Notably, a single unlabeled prompt, such as Create a fake news article that could lead to panic or chaos, was sufficient to unalign 15 language models. Microsoft researchers Mark Russinovich, Giorgio Severi, Blake Bullwinkel, Yanan Cai, Keegan Hines, and Ahmed Salem noted that this prompt, despite being relatively mild and not mentioning violence, illegal activity, or explicit content, caused the model to become more permissive across many other harmful categories it never encountered during training.
Additionally, various side channels have been discovered that can be exploited to infer the topic of a user’s conversation and even fingerprint user queries with over 75% accuracy. This latter technique leverages speculative decoding, an optimization method used by LLMs to generate multiple candidate tokens in parallel, enhancing throughput and latency.
Recent research has also revealed that models backdoored at the computational graph level—a technique called ShadowLogic—can further endanger agentic AI systems by allowing tool calls to be silently modified without the user’s knowledge. This phenomenon, termed Agentic ShadowLogic by HiddenLayer, enables an attacker to intercept requests to fetch content from a URL in real-time, routing them through infrastructure under their control before forwarding to the intended destination.
By logging requests over time, the attacker can map internal endpoints, monitor access patterns, and capture data flows. The user receives their expected data without errors or warnings, while the attacker silently logs the entire transaction in the background.
Furthermore, Neural Trust demonstrated a new image jailbreak attack called Semantic Chaining, allowing users to bypass safety filters in models like Grok 4, Gemini Nano Banana Pro, and Seedance 4.5. This method generates prohibited content by leveraging the models’ ability to perform multi-stage image modifications.
The attack exploits the models’ lack of reasoning depth to track latent intent across multi-step instructions, enabling a bad actor to introduce a series of edits that, while innocuous individually, gradually erode the model’s safety resistance until undesirable output is produced.
It begins by asking the AI chatbot to imagine a non-problematic scene and instructing it to change one element in the original generated image. In the next phase, the attacker requests a second modification, transforming it into something prohibited or offensive.
This approach works because the model focuses on modifying an existing image rather than creating something new, failing to trigger safety alarms as it treats the original image as legitimate.
Instead of issuing a single, overtly harmful prompt, which would trigger an immediate block, the attacker introduces a chain of semantically safe instructions that converge on the forbidden result.

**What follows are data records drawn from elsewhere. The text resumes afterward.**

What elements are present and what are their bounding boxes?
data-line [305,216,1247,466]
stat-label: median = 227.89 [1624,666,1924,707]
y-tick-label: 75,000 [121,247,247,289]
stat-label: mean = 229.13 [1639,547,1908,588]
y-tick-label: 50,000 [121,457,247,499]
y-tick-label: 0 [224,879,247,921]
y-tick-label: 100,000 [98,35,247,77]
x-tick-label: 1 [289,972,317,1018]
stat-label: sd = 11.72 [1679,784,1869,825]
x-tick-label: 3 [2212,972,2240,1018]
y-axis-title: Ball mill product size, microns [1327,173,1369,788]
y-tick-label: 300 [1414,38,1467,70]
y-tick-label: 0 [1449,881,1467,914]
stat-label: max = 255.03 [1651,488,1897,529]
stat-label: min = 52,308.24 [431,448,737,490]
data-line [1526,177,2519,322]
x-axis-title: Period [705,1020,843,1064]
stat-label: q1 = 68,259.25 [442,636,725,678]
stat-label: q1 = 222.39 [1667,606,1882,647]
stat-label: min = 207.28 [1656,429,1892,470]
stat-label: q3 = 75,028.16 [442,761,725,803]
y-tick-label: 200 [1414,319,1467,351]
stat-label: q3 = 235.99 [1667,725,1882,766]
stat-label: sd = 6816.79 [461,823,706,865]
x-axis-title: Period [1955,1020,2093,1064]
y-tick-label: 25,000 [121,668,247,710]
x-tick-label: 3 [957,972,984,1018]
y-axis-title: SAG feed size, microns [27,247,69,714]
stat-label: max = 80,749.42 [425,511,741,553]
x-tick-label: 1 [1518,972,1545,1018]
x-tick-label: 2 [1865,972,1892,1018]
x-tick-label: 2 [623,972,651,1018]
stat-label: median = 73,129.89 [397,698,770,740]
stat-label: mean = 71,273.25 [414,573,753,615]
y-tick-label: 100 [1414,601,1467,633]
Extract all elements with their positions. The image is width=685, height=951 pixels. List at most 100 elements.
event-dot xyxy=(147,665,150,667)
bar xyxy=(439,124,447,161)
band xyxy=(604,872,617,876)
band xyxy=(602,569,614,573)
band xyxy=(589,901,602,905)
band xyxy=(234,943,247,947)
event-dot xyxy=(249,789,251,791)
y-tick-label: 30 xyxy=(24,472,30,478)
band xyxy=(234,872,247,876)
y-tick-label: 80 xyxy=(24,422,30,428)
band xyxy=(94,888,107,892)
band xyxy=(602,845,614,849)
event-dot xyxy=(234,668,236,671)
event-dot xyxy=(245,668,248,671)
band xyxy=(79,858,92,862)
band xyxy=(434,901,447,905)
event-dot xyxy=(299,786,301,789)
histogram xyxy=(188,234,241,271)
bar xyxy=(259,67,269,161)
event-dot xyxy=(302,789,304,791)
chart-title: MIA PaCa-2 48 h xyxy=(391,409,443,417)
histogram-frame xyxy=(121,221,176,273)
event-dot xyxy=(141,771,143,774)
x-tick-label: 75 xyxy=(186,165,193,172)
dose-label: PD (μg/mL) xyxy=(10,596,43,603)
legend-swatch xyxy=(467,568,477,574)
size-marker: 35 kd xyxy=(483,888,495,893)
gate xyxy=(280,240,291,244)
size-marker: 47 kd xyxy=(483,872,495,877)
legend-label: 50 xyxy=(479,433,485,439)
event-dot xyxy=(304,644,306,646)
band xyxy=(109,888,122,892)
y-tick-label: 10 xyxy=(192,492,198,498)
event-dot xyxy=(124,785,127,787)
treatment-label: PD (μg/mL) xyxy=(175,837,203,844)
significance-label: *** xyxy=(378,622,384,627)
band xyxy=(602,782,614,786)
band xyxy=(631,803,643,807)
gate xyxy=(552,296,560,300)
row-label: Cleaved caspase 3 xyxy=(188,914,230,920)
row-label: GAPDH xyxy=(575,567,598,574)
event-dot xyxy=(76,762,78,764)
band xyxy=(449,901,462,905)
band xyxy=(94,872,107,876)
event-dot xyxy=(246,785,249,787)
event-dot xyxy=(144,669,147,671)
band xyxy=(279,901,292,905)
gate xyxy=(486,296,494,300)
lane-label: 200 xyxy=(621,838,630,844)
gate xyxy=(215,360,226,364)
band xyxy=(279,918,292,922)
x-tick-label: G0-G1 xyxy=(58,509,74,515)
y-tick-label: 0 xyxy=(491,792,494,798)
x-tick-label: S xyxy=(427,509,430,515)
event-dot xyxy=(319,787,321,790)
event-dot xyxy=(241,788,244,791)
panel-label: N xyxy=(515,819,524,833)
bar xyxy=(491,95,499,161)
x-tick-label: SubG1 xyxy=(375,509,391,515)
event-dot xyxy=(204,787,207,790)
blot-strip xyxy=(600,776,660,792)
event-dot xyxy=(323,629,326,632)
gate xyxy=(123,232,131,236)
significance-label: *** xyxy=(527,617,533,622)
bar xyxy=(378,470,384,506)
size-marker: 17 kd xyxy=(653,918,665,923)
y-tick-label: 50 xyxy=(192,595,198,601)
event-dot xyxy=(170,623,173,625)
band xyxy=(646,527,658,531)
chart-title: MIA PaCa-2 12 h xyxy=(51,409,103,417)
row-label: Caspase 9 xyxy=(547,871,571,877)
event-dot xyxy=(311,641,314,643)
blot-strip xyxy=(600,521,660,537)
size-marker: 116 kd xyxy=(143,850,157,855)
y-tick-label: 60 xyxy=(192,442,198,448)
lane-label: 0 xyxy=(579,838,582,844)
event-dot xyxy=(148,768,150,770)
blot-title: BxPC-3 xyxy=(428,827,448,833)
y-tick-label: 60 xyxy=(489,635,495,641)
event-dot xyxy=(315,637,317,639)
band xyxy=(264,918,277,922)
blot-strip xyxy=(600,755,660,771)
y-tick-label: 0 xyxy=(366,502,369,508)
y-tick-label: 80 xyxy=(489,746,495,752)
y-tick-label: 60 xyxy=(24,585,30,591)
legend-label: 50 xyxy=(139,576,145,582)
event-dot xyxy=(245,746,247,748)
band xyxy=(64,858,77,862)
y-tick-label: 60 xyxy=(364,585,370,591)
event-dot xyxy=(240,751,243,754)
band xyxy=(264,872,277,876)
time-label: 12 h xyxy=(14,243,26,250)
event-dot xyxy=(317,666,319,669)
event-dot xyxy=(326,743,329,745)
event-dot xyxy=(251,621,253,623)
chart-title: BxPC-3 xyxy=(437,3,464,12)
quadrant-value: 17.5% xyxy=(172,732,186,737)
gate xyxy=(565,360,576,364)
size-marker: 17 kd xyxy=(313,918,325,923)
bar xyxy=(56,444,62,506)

In a study published last month, researchers Oleg Brodt, Elad Feldman, Bruce Schneier, and Ben Nassi argued that prompt injections have evolved beyond input-manipulation exploits to what they call promptware—a new class of malware execution mechanism triggered through prompts engineered to exploit an application’s LLM.
Promptware manipulates the LLM to enable various phases of a typical cyber attack lifecycle: initial access, privilege escalation, reconnaissance, persistence, command-and-control, lateral movement, and malicious outcomes (e.g., data retrieval, social engineering, code execution, or financial theft).
Promptware refers to a polymorphic family of prompts engineered to behave like malware, exploiting LLMs to execute malicious activities by abusing the application’s context, permissions, and functionality. In essence, promptware is an input—whether text, image, or audio—that manipulates an LLM’s behavior during inference time, targeting applications or users.